J’ai été invité par l’association L’Improbable à présenter la biographie de Jacques Roux par Walter Markov. Mon intervention, elle-même introduite par un membre de l’association sera suivie d’un débat avec le public.

Cette rencontre-débat, à laquelle je vous convie avec plaisir, aura lieu le mercredi 10 avril à partir de 18h, 5, place Saint-Jean dans le Vieux Lyon.

Ce sera la dixième intervention que je ferai, seul ou accompagné, sur ce livre, dans des librairies associatives, des locaux et radios militantes, des fêtes populaires ou à l’invitation de groupes politiques.

Pour la première fois de ma vie d’auteur invité (eh! presque 40 ans), j’ai eu la désagréable surprise de constater que le bulletin de l’association invitante – que l’on ne m’avait pas envoyé – ne mentionne même pas mon nom, tandis que l’introducteur, M. Jean-Pierre Rissoan, agrégé de géographie, et comme moi tenancier d’un blogue sur la Révolution, se présente comme le conférencier…
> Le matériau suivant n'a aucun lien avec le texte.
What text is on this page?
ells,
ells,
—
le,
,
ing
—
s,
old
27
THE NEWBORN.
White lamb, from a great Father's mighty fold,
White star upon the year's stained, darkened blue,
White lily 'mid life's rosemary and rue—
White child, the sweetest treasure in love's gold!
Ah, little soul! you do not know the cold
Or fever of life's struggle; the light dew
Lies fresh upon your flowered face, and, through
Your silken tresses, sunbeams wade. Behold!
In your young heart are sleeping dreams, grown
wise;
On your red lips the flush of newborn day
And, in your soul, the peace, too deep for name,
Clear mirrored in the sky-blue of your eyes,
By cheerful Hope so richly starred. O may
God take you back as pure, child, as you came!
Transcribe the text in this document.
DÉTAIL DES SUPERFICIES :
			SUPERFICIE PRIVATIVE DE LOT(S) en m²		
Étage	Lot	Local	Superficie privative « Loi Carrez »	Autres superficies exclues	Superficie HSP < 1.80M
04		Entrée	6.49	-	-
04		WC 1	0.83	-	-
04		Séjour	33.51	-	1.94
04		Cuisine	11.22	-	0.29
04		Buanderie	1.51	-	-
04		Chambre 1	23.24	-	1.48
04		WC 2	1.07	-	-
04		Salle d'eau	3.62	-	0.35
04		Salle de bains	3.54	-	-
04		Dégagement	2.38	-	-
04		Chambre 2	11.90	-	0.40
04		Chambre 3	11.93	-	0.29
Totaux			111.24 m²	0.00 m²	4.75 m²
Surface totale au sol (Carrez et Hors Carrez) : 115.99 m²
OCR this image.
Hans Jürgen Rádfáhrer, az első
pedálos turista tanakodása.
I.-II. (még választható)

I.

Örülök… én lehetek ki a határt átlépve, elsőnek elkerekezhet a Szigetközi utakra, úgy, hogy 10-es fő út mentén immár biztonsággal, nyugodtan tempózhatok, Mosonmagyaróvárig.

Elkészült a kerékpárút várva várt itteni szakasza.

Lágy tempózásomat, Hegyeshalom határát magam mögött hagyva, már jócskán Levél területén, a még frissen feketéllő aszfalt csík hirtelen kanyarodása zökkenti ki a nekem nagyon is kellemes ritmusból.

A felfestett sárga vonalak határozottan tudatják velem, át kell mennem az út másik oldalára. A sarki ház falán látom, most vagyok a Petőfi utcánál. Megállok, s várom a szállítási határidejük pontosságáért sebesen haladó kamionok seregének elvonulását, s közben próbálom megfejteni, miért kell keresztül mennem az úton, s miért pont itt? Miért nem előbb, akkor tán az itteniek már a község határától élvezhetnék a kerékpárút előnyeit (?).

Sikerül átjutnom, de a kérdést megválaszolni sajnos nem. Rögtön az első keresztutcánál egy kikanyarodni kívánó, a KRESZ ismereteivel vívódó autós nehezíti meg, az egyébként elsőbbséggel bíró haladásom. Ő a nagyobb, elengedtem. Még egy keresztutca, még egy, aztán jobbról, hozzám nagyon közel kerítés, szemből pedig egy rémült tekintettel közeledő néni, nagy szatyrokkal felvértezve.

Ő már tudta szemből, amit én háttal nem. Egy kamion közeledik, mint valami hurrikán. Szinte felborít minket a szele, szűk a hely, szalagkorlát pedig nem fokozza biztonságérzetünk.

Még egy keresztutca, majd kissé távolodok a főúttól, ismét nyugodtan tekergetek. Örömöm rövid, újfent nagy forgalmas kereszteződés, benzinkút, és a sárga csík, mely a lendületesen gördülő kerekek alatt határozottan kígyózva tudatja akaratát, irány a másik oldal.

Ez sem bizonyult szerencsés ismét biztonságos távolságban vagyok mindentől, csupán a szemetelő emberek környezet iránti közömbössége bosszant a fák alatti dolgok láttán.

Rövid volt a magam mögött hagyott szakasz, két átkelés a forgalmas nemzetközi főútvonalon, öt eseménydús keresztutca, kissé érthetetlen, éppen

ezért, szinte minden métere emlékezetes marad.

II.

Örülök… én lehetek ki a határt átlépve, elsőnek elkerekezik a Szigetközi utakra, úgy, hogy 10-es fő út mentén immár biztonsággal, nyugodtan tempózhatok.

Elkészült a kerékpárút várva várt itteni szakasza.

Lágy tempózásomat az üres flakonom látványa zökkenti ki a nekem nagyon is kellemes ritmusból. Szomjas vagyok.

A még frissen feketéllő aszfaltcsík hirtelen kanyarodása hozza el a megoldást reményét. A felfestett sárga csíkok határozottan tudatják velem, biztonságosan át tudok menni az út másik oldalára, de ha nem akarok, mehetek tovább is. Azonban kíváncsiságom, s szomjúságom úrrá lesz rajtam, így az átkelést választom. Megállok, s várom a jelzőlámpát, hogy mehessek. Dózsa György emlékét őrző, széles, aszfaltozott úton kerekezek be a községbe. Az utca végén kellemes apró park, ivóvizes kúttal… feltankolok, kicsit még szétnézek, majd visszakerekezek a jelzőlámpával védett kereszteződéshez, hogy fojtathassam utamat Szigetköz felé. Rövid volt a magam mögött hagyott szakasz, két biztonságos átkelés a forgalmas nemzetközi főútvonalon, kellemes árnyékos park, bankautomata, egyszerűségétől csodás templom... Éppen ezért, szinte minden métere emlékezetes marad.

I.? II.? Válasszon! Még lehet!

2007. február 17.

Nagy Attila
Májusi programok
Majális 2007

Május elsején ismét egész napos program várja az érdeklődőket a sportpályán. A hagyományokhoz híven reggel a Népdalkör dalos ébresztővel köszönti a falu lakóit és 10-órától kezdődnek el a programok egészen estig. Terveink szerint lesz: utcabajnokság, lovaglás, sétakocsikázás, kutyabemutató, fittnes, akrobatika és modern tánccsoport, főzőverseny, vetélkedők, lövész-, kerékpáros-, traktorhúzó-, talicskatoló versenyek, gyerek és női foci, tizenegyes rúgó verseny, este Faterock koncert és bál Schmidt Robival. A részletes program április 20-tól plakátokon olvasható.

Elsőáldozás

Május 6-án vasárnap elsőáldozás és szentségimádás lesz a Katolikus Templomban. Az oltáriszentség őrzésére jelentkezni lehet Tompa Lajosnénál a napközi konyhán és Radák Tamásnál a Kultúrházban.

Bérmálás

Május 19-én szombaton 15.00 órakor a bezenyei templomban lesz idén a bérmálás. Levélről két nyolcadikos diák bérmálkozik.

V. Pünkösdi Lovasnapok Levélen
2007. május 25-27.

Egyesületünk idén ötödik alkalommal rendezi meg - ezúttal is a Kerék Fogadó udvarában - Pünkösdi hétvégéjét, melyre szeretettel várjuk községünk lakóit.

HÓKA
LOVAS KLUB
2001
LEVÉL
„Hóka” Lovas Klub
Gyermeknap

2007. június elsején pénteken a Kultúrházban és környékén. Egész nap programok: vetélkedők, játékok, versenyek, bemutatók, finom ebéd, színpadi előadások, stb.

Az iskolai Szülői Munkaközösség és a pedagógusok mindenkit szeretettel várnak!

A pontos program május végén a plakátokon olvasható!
On m’assure par ailleurs qu’il s’agit d’un déplorable malentendu dont M. Rissoan aura tout loisir de s’excuser le 10 avril.

J’en prends acte et reproduis donc ci-après le texte d’introduction de l’intéressé, tout à fait propice à alimenter la discussion à venir, et dont je le remercie.

Cliquez sur les illustrations pour les AGRANDIR.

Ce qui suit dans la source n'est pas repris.